“Where are you from?” is a question we as immigrants both love being asked and dread answering. We love it because it gives us the opportunity to tell stories about the places we’ve explored and the cultures we’ve immersed ourselves in, and we dread it because the answer many times is “I don’t know”. For many people this question has a quick and easy answer, most commonly in a city or country – ”Born and raised there, it’s my home”. For us? We usually need the question to be elaborated on a little before we can give an answer we feel confident with. Do you want to know where my parents and extended family are from? Where I was born? Is it where I lived the most time or is it the place with the best memories? I don’t want to sound pompous so I don’t usually challenge the person to elaborate their otherwise innocent question, and consequently the answer tends to differ every time I’m asked.
Sometimes I think where I’m from is a reflection of who I’m talking to. To my Argentine family I am certainly from Argentina. To my Brazillian friends I’m Brazil – unless they’ve spoken with me long enough to hear me try to pronounce oil and eye in portuguese – that usually causes some doubts on how authentic of a Brazillian I am. To a European I might be English, as I was born there, until again I have a conversation with a Briton and it becomes evident I have studied at an American school long enough to lose the distinctive accent. It’s easier to convince an American I’m British for sure, all I need to do usually is say the word “water” to have them convinced. I can get away with telling people I’m Italian as far as I show them my passport and my last name, although it has been over a decade since I last practiced my italian in Milan – at the best I could as my 5-year-old self could. I have to admit I have yet to convince anyone that I am from Turkey, as my two years spent there have merely taught me how to say evet and teşekkür ederim – don’t ask me to pronounce that!

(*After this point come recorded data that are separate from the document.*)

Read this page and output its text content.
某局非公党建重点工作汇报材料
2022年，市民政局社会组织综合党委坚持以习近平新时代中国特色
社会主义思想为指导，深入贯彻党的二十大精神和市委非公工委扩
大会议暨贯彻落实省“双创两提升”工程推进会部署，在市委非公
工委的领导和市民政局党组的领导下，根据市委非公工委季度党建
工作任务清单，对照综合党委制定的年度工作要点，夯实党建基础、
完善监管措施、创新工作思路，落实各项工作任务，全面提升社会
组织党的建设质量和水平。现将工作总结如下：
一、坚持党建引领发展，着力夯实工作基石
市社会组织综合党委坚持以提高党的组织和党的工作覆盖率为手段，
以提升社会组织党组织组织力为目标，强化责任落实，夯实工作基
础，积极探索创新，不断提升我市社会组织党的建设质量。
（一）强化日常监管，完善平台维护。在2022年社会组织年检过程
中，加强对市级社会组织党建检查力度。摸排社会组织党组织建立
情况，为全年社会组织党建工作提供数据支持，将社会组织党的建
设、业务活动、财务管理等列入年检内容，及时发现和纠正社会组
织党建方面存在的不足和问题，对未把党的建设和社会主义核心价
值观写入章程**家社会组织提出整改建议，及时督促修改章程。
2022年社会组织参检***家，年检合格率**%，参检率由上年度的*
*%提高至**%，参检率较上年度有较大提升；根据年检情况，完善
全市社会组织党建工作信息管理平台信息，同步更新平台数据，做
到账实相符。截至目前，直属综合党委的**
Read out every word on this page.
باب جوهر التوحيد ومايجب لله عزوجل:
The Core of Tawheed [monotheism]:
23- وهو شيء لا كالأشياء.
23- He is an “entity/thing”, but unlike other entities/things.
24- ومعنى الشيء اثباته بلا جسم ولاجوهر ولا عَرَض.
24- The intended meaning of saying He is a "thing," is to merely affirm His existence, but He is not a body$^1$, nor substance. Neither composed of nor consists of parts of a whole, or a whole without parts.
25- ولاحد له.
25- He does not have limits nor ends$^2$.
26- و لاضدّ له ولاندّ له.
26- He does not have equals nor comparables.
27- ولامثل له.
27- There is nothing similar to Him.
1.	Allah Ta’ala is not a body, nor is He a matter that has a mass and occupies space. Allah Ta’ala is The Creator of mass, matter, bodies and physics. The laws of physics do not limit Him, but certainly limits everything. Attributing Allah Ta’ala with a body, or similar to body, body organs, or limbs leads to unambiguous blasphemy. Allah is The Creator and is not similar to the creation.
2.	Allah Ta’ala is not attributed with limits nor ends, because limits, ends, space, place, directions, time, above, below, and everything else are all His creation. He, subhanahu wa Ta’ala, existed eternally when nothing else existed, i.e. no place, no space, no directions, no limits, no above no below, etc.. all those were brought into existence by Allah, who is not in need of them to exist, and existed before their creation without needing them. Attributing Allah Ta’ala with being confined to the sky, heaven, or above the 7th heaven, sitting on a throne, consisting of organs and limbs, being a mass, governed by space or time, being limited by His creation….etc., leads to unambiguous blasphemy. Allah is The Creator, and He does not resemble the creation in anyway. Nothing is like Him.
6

Although I sound American to a Briton, British to an American, Argentine and if I’m lucky Brazillian to a fellow Brazillian, it’s all part of the identity that I have the privilege to carry with me through my experiences and relationships. It may be hard to tell where I’m from, but it makes me proud to share interactions with people from different corners and connect with them through the many unexpected backgrounds we might share. It is extremely enriching to meet people from all walks of life, diverse in heritage, culture, ideology, or otherwise, because I can always leave the interaction with the confidence that I learned something from them. So: if you don’t need more than a second to tell me where you’re from, I challenge you: look for a piece of your identity, something within you or out in the world ready for you to grab, and embrace it as part of you. Whether you find it by traveling to an unexplored city, learning more about your spouse’s childhood in an unfamiliar country, or remembering stories about your grandparents’ travels across the globe, you’ll find joy in knowing that there is no need to view your country as a fort to defend at all costs from the rest – because you belong in many parts of the world, as do your friends, your family, and the friends you have yet to meet.
Remember: You and I don’t belong anywhere – we belong everywhere.